L’odio per i magistrati Chinnici, Falcone e Borsellino
In quelle lunghe ore di conversazioni, tutte registrate dalle cimici del carcere, Riina aveva parlato di una lunga serie di fatti, commentando omicidi, gli attentati e Rocco Chinnici, a Giovanni Falcone e Paolo Borsellino, fino alla condanna a morte nei confronti dello stesso Nino Di Matteo. Parlando del magistrato, Riina aveva detto nelle intercettazioni: “Ti farei diventare il primo tonno, il tonno buono… Ancora ci insisti? Perché, me lo sono tolto il vizio? Inizierei domani mattina… Minchia ho una rabbia… Sono un uomo e so quello che devo fare, pure che ho cento anni”. Il nome del pm venne fuori anche in riferimento alle polemiche seguite alla citazione come testimone dell’ex capo dello Stato Giorgio Napolitano (‘Questo Di Matteo, questo disonorato, questo prende pure il presidente della Repubblica’), a cui Riina immagina di fargli fare la fine del procuratore Scaglione, assassinato nel 1971: “A questo ci finisce lo stesso”.

Riina e la trattativa
Secondo i pm Riina “è stato il principale ideatore e artefice ed esecutore di quel vero e proprio ricatto allo Stato condotto a suon di bombe ed omicidi eccellenti. Successivamente c’è stata una evoluzione della trattativa con la individuazione, sotto l’aspetto del terminale mafioso, di Provenzano, a partire da una certa data in poi, quale soggetto mafioso più affidabile per trattare”. Tornando alle parole del capomafia, registrate dalle cimici della Dia, Di Matteo ha ricordato i riferimenti a Cancemi ed il commento sulla strage di Capaci (“mi disse che ci dobbiamo inventare su Falcone… se lo sanno la cosa è finita…”), quelli su Bernardo Provenzano, Leoluca Bagarella e Giovanni Brusca (“Io sempre contro la legge sono… Totò Riina ce n’è uno… invece gli doveva dire se tu sei convinto che è così vattene dall’Italia… ti metti un cartellino e dici io non ho fatto niente… e se ne è andato a Firenze… A Firenze ci devi mandare Binnu… codardo che non sei altro… fa parte di essere un carabiniere… se non vuole stare dove deve stare”).
Particolare attenzione è stata riservata all’intercettazione del 22 agosto 2013, quella dove il Capo dei capi fa riferimento a Silvio Berlusconi. “Però in qualche modo mi cercava – diceva il boss – poi mi ha mandato a questo per incontrarmi e mi cercava… perché l’ho messo sotto per il fatto di Palermo… fatto cadere le antenne…”. E poi ancora continuava: “Ci siamo arrangiati gli abbiamo fatto questo ammonimento e non l’ho cercato più (…).
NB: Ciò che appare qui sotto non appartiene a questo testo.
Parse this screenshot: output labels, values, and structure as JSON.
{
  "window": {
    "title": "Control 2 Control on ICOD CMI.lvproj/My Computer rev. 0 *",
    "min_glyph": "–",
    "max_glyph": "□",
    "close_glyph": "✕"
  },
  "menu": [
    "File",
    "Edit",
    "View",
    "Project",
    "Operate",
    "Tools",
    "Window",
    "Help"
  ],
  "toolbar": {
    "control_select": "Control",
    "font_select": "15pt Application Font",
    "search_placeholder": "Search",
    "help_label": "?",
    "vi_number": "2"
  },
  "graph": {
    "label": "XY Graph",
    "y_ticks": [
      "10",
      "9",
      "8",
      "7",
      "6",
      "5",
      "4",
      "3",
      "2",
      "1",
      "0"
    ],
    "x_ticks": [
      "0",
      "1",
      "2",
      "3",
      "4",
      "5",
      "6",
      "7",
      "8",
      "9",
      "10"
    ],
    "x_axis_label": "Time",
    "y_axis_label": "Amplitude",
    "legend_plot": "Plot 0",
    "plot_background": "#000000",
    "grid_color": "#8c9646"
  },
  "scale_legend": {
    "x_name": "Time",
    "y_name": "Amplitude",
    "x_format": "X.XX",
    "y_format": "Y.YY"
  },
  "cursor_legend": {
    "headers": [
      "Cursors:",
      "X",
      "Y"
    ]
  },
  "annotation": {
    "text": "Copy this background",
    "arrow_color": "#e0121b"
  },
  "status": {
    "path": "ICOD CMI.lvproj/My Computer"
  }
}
Poi scimuniti di mio cognato e Brusca ci sono andati a parlare… non lo ha capito Bagarella che era inaffidabile?”. E poi ancora: “Mio cognato cercava Dell’Utri, ma che di dovevano dire a Dell’Utri? Ma noi altri abbiamo bisogno di Giovanni Brusca per cercare Dell’Utri? Questo Dell’Utri è una persona seria… Che c’è bisogno di Dell’Utri per farsi presentare lo stalliere?”.
Nei dialoghi intercettati in carcere – ha proseguito il magistrato – Riina più volte parla dei canali tramite i quali avrebbe potuto contattare Dell’Utri”, l’ex senatore imputato nel processo per minaccia a corpo politico dello Stato e detenuto perché condannato per concorso in associazione mafiosa. E se il 10 ottobre 2013 Riina tornava a parlare della trattativa (“Riina fu trattato non che Riina trattava… voialtri trattavate Riina”) confermando quanto detto agli agenti di polizia penitenziaria, nella conversazione del 25 ottobre 2013 faceva riferimento a Spatuzza ed ai fratelli Graviano (“non mi ha nominato mai… non mi conosce… chiama i due fratelli… stavano a Milano… avevano Berlusconi…”). Secondo il pm quando “Riina parla dei fratelli Graviano e dice ‘avevano’ ed è consapevole dei rapporti che avevano i fratelli Graviano, per i loro canali, con l’imprenditore e poi politico Berlusconi. Alterna momenti di sincera confidenza con dei momenti in cui invece assume ufficialmente la parte di chi non sa nulla”.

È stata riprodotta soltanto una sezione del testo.